現地の言葉を話すことができず、頼れる人もいない、法律や習慣が異なる国で病気や怪我など健康を害する状態にあるときは、同行者がいてもやはり不安です。
それに加えて体を治療してもらうことにつき、多額のお金が必要ということになれば不安はつきません。海外旅行保険に最も必要性が高い部分があるとすればこの点です。

(※)年齢や収入の状況によっては2割負担、1割負担の場合もある

●理由2:事故やトラブルの際のサポートサービス
事故やトラブル、病気になったときは誰でも不安になります。海外旅行保険ではこうした際の対応・相談を日本語で受けるサービスがあります。クレジットカードでも似たようなサービスがありますが、この点では内容次第でしょう。

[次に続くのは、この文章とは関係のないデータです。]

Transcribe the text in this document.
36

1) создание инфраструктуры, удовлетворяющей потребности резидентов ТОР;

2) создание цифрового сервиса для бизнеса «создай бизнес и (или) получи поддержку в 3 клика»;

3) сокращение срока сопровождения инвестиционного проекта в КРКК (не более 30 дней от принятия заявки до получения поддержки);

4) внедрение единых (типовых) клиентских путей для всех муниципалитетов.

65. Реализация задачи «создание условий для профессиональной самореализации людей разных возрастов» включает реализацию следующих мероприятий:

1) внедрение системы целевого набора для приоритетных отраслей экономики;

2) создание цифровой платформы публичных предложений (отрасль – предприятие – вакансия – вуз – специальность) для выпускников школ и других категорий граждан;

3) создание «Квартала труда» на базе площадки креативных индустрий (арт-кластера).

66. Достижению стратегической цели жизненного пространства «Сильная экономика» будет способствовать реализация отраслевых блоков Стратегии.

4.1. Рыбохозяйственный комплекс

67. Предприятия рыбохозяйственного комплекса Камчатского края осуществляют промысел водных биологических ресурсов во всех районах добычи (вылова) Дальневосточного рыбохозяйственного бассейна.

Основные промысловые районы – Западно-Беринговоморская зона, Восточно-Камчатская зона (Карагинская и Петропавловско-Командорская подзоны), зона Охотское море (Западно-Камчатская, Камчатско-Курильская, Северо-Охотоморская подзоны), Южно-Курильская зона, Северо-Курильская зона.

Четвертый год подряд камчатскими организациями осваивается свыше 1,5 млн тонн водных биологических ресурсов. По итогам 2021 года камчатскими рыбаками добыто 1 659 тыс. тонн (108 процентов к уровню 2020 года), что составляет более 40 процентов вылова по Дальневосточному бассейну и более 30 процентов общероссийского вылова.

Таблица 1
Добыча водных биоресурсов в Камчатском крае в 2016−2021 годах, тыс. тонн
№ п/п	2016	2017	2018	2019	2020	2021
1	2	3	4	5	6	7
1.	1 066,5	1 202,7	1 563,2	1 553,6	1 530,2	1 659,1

確率が低いから海外旅行保険は必要ではないという考えなら、これは他のすべての保険にもいえることです。治療費などの負担を考えると、海外旅行保険は必要経費と考えるのが現実的です。治療費も渡航先によっては高額なところばかりではありませんし、現地に助けてもらえる家族や友人などがいるなら考慮するのもありです。

ちなみに、生命保険や医療保険などに加入しているから不要と考えるのは早計です。上記のように旅行先によっては多額の医療費負担があります。例えば入院1日につき1万円定額給付される医療保険に入っていても、給付される金額では不足するため役に立ちません。

それ以外にも、医療費をその場で病院に立替え払いする必要もでてきます。これらのことを考慮すると、海外旅行保険の必要性は高いと考えていいでしょう。

それでも海外旅行保険がいらないならどうするか?

とにかく保険は不要という考えなら、人に迷惑を掛けない範囲でそれもよしです。ただし、病気や怪我などで日本にいる家族に、高額な医療費の負担を頼むことになったりすることも考えられます。

加入するかどうかはもちろん本人の勝手ですが、こうしたことも頭に入れて判断してください。できればクレジットカードの付帯の海外旅行保険が活用できないか調べておきましょう。保険金額が少なかったり、そもそも必要な補償がない場合もありますが、それでも何もないよりましです。

頻繁に海外旅行にいくなら、年会費が高めでも、海外旅行保険の補償内容が比較的充実しているカードを持つことも検討してください。十分に安心な補償内容とはいえないケースのほうが多いですが、補償の内容、補償が適用される条件、事故があった際の対応等を確認してみるといいでしょう。